Ele lembrava de tantas histórias, dos invernos rigorosos, em que, mesmo à tarde, o frio da geada entrava pelas largas frestas do chalé. E mais lindo ainda, quando os moradores da casa ao lado, juntamente com o casal que lhe acolhia, riam, lembrando dos momentos vividos, das proezas e coragem do novato professor. O único que ficou lá por três anos. Amizades e laços para uma vida, que não cabem apenas no período escolar.

Figura XIX Foto da EMEF José Pedro de Campos (Rincão da Tigra)

Fui a outros espaços, a outras escolas, e encontrei muitos achados que dariam outra dissertação. Mas deixo o leitor na curiosidade do Fotolivro, em que trarei mais imagens que me afetaram, e mais escritos. Esse movimento de ir, e quando possível levar os entrevistados, me renovaram de tal forma que escrevo agora com facilidade. Quantas possibilidades de encontros...

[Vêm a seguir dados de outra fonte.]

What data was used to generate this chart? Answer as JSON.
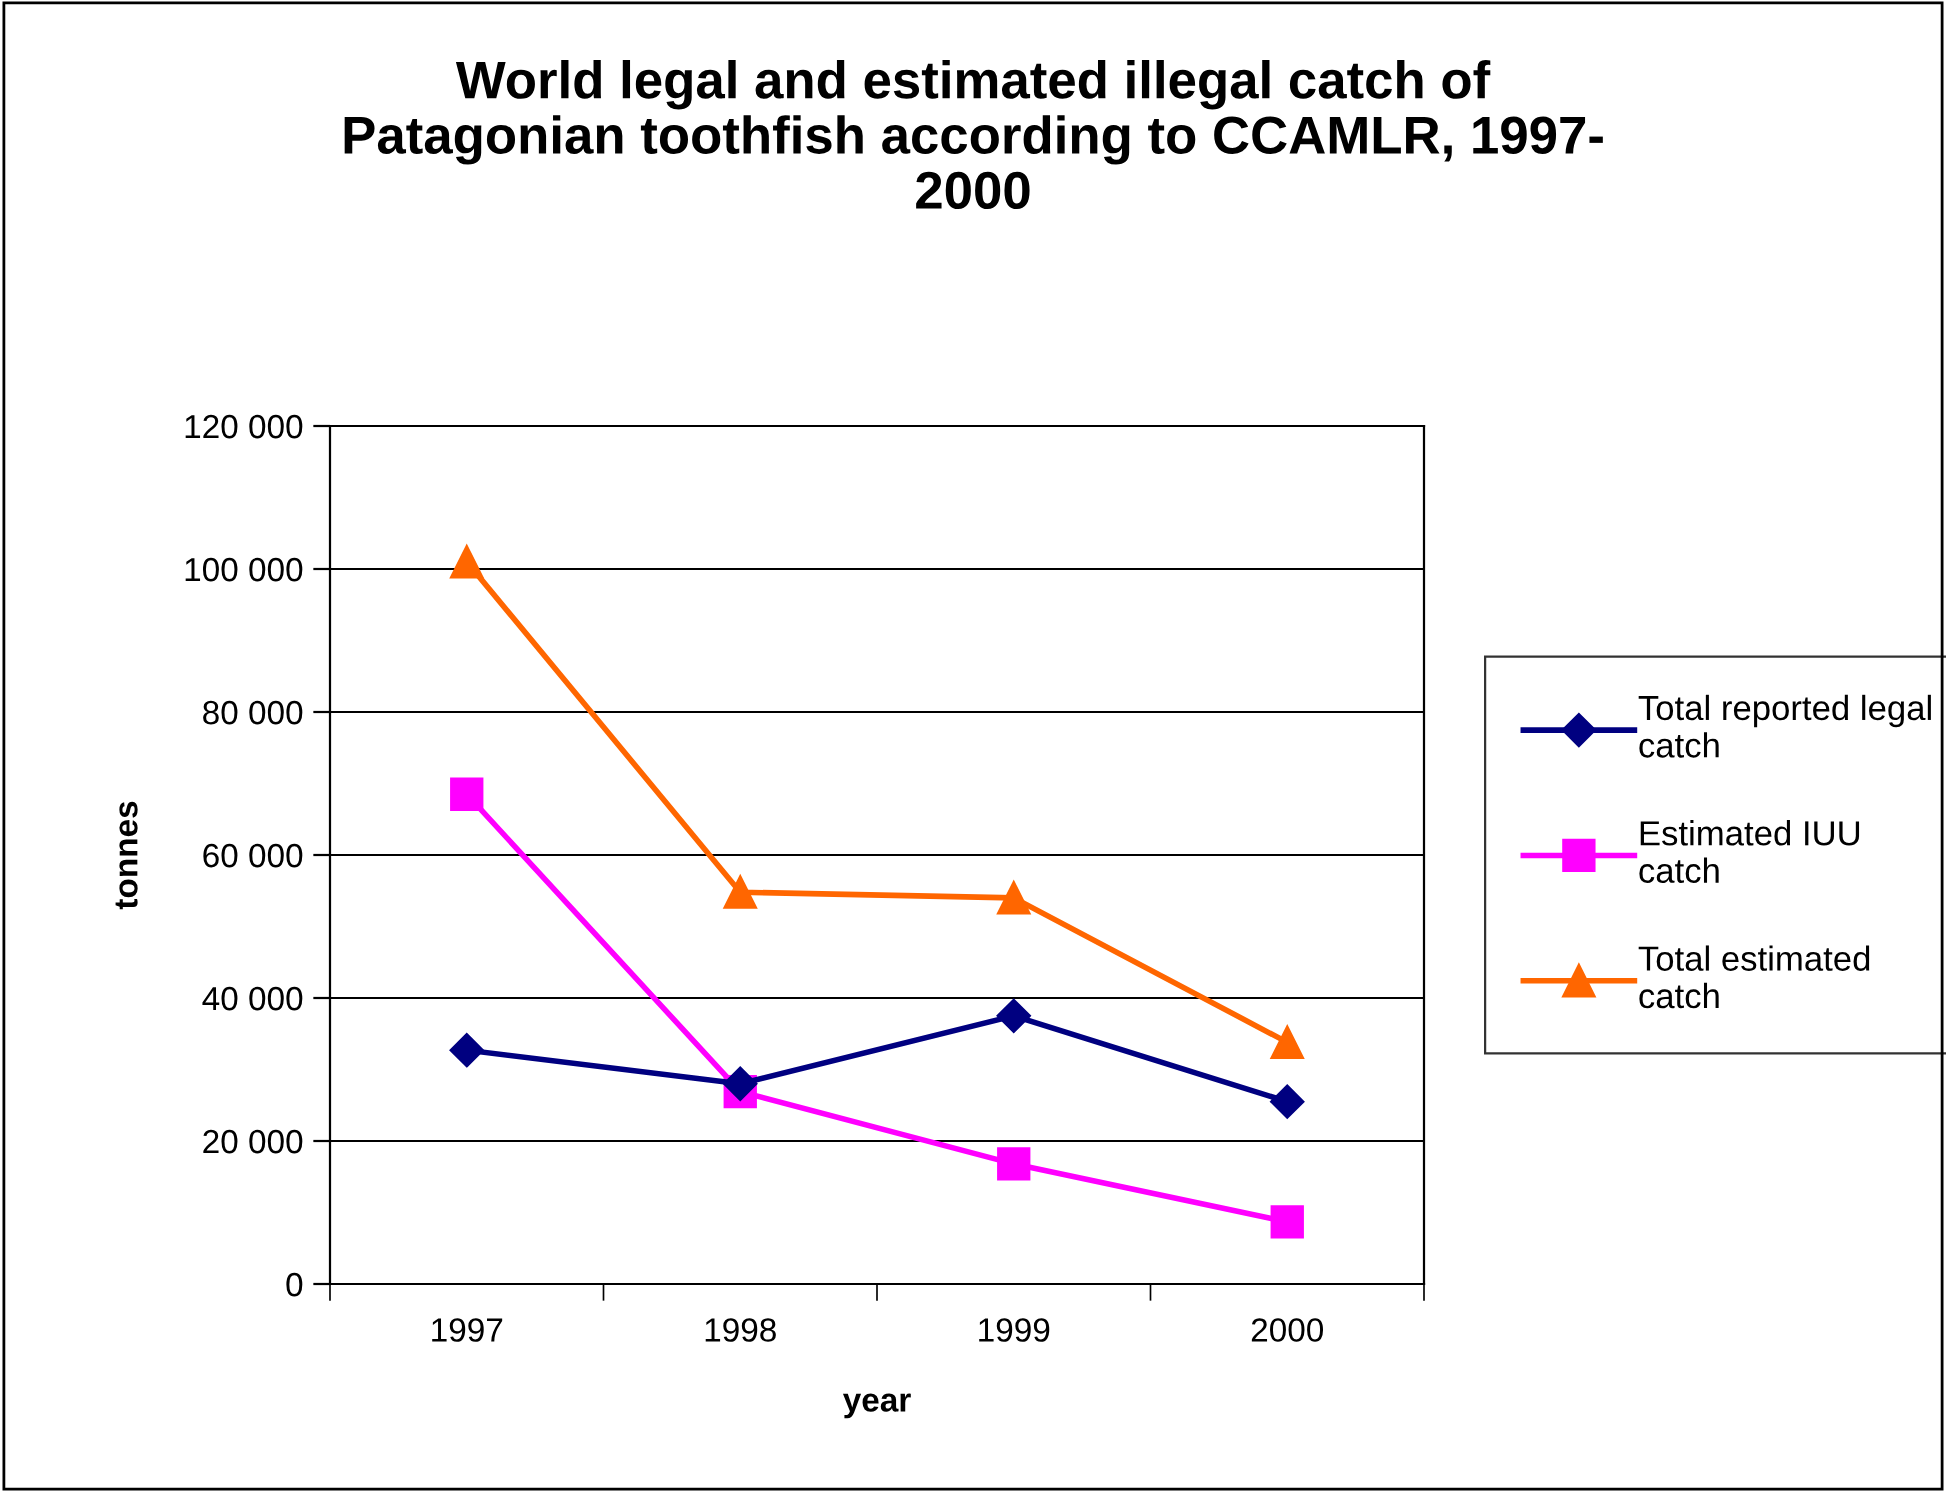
{
  "chart_data": {
    "type": "line",
    "title": "World legal and estimated illegal catch of\nPatagonian toothfish according to CCAMLR, 1997-\n2000",
    "xlabel": "year",
    "ylabel": "tonnes",
    "categories": [
      "1997",
      "1998",
      "1999",
      "2000"
    ],
    "series": [
      {
        "name": "Total reported legal\ncatch",
        "color": "#000080",
        "marker": "diamond",
        "values": [
          32700,
          28000,
          37500,
          25500
        ]
      },
      {
        "name": "Estimated IUU\ncatch",
        "color": "#ff00ff",
        "marker": "square",
        "values": [
          68500,
          26900,
          16800,
          8700
        ]
      },
      {
        "name": "Total estimated\ncatch",
        "color": "#ff6600",
        "marker": "triangle",
        "values": [
          101000,
          54800,
          54000,
          33800
        ]
      }
    ],
    "ylim": [
      0,
      120000
    ],
    "yticks": [
      {
        "value": 0,
        "label": "0"
      },
      {
        "value": 20000,
        "label": "20 000"
      },
      {
        "value": 40000,
        "label": "40 000"
      },
      {
        "value": 60000,
        "label": "60 000"
      },
      {
        "value": 80000,
        "label": "80 000"
      },
      {
        "value": 100000,
        "label": "100 000"
      },
      {
        "value": 120000,
        "label": "120 000"
      }
    ],
    "grid": "y",
    "legend": "right",
    "line_style": "solid"
  }
}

Penso também nas comunidades, nas crianças que ali moravam ou moram, quantos quilômetros devem andar para chegar nas escolas polo. Remeto-me, novamente, a quando fui à escola Gabriel Gomes Lucas. Quanta riqueza naquele local, e nenhum investimento, mesmo que privado, em manter as escolas abertas.

O grupo a ser constituído novamente é de grande importância e responsabilidade, para, a partir desses materiais, analisar, reavivar, movimentar outras possibilidades de ser na Escola do Campo.

Como podemos manter as escolas multisseriadas que ainda existem em Caçapava do Sul? Que políticas municipais, juntos com as pessoas, com professores, com a comunidade podemos criar para que a comunidade não tenha medo do fechamento conforme mude a gestão municipal? Quais dispositivos nos

servem para análise e estudos frente a organização pedagógica das escolas multisseriadas?

São tantos questionamentos que ficam em aberto para que juntos, no coletivo possamos pensar no futuro dessas escolas, e como podemos pensá-las também no presente.

Assim encerro nestas últimas linhas, deixando as fotos e minhas afetações como dispositivos de pensamento para provocar outras formas de entender a educação do campo, as infinitas possibilidades dentro dessa potência de espaço, de relações, de experiências, como potência para produzir novas histórias.